Herve Deletraz of darTZeel wrote an article published in the Sept 2001 issue of Stereophile about Impedance Matching in audio. it’s quite technical. but if you doubt the logic of the 50 ohm BNC advantage for analog interconnects, then you should have the tech knowledge to follow it. it’s serious.

https://www.townshendaudio.com/PDF/Impedance_matching%20deletraz%20paper.pdf

he wrote that article before he launched his audio company where he applied the principles mentioned and included the ’zeel’ BNC 50 ohm interface in all his products.

i have owned darTZeel amps and preamps since 2005 and always used ’zeel’ 50 ohm interconnects. compared them many times to conventional interconnects and always preferred the ’zeel’.

you have a right to your opinions, but there is real science behind the 'zeel'.

@mikelavigne ,

I am not an EE, but I work around them every day, and I have a physics background so I get the concepts. Turns out the 6moons article was excerpts of the one you linked. I don't feel a need to change my past statement, a flawed premise followed by flawed examples. Been around professional audio speakers technically a long time. This "idea" of impedance matching for analog in audio has been around since the 1990s from Goertz. He even patented it: https://patents.google.com/patent/US5393933 for speaker cables.  It keeps rearing it's head every once in a while, gets shot down because it does not work, and then it goes away till it comes back again. With speaker cables, these low impedance cables created problems without solving any, they caused some amps to blow up. It's bad science or marketing.

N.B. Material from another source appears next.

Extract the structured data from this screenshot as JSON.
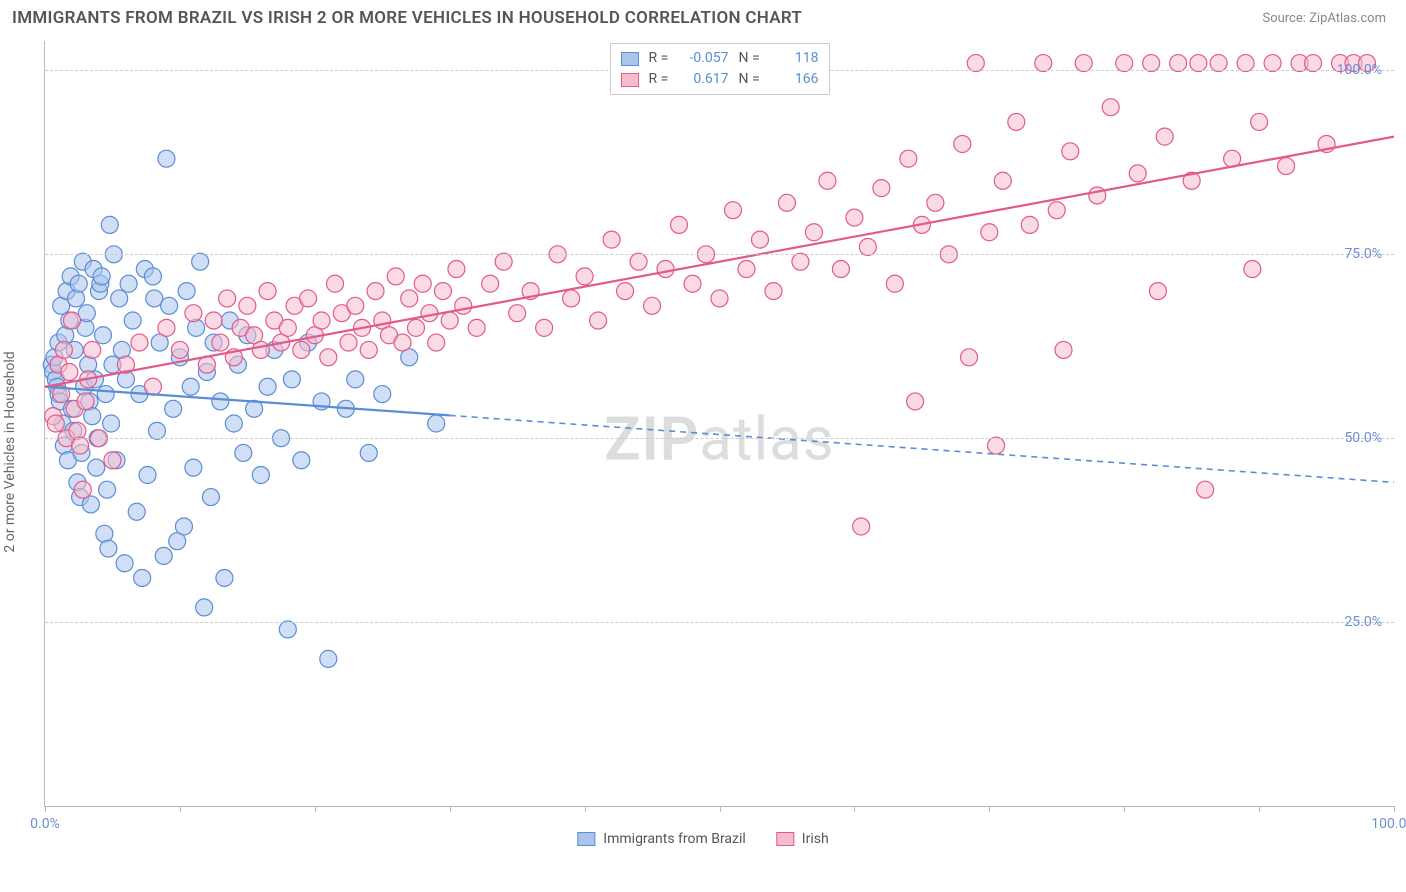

Maybe one of the EE's out there has a better graph or can make one. I tried to Google a good graph, but didn't have much luck finding one. Not sure this is a 50 ohm or 75 ohm cable, but does not matter, the principle is the same. That number does not work for the frequencies we hear.

 

 

 

 

I use a high end Marantz CD/SACD player and a dCS Bartok connected by a 75 ohm Shunyata BNC cable.  While the Marantz has a nice on board CD DAC, using its digital BNC output to the Bartok for CDs just sounds better.  The Marantz does an excellent job with its on-board SACD DAC however, a strength of Marantz engineering.